He spoke at a conference about how civil society can make its voice heard in the sector.
“We are not fully there yet, I fully admit this,” said Ducoulombier, adding that there is “asymmetry” between those representing the public interest and those representing the interests of financial firms.
Ducoulombier’s remarks underlined the findings of a report by Finance Watch, an NGO in Brussels.
Finance Watch held eight workshops over the past two years in which both private citizens and civil society groups said they “did not feel able” to influence regulation of big banks.
Complex, expensive
The two main reasons were complexity and lack of resources.
“Banking regulation both internationally and nationally is dominated by technical and expert rule-making and enforcement,” the report said.
“This tends to block the public from participating and representing their own interests in the domain of bank regulation.”
The report said that EU “consultations” with stakeholders, including the general public, allow for tweaks on details, but not on core ideas.
It said that by the time the public is consulted, the “scope [of the regulations] is already defined” by technical experts.
On many occasions, the scope is set by international bodies even further away from public scrutiny and merely implemented by the EU.
On lack of resources, several potential participants did not even have the time to go the Finance Watch workshops.

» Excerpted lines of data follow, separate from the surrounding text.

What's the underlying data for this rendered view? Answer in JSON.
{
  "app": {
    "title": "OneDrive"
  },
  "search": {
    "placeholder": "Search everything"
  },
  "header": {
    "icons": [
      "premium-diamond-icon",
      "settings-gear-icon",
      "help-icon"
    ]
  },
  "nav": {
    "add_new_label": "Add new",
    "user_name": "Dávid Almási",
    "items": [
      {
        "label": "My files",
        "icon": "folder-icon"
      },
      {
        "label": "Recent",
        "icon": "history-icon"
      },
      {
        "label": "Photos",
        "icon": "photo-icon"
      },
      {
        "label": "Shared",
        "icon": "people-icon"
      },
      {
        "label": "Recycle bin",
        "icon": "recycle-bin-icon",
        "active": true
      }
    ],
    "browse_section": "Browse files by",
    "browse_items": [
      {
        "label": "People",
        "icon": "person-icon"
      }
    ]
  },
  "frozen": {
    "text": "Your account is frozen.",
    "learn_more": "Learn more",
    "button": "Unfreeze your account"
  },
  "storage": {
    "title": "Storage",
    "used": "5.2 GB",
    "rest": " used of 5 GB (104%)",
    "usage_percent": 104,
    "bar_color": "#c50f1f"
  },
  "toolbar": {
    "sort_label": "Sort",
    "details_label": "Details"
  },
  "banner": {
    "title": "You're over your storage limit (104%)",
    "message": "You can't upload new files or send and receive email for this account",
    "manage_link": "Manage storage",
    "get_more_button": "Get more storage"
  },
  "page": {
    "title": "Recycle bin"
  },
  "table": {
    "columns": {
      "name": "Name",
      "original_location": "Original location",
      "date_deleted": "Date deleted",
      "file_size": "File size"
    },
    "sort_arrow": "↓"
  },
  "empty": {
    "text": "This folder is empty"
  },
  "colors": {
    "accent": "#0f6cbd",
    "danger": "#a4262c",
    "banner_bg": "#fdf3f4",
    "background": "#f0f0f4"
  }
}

They said “they simply don't have the time and/or staff to dedicate to a full-day workshop on banking, a non-core, non-funded issue for them”.
Public interest
According to its 2015 annual report, Finance Watch itself had a budget of €1.5 million.
By contrast, the Corporate Europe Observatory, a pro-transparency NGO in Brussels, recently estimated that the financial sector spends €120 million per year on lobbying in Brussels and employs 1,700 people to do it.
Part of the problem is that banking and finance is not as catchy a topic as, for instance, environmental affairs.
The 2008 financial crisis prompted rare street protests against big banks.
The EU bailouts and austerity that ensued also fuelled eurosceptic movements, many of which continue to flourish.
But environmental NGOs, such as Greenpeace International, find it much easier to mobilise public support. Greenpeace International raises over €300 million a year in grants and donations. Finance Watch's last year raised only half a million from private donors, foundations and members.
Even the lesser known Friends of the Earth Europe had an income of €5 million last year.
Banks themselves recognise that there is a lack of public awareness on what they do.
“It is so hard to get people interested in finance,” said Wim Mijs, who heads the European Banking Federation, a lobby group in the EU capital.
The EU has tried to help fill this gap.
Finance Watch itself was born in 2011 out of a concern by MEPs that there should be a civil society group focusing on the public interest in financial legislation.
Over half of Finance Watch's budget comes from EU funds, and last summer the European Commission proposed to provide up to €6 million to Finance Watch and a second NGO, Better Finance, in the 2017-2020 period.
The EU parliament is expected to vote on the commission proposal in March.
Ducoulombier, on Wednesday, admitted that the sum is a modest one, but said it would still help to redress the balance.
“You could say: '€6 million, compared to the firing power [of the financial sector lobby] this is peanuts'. Maybe,” he said.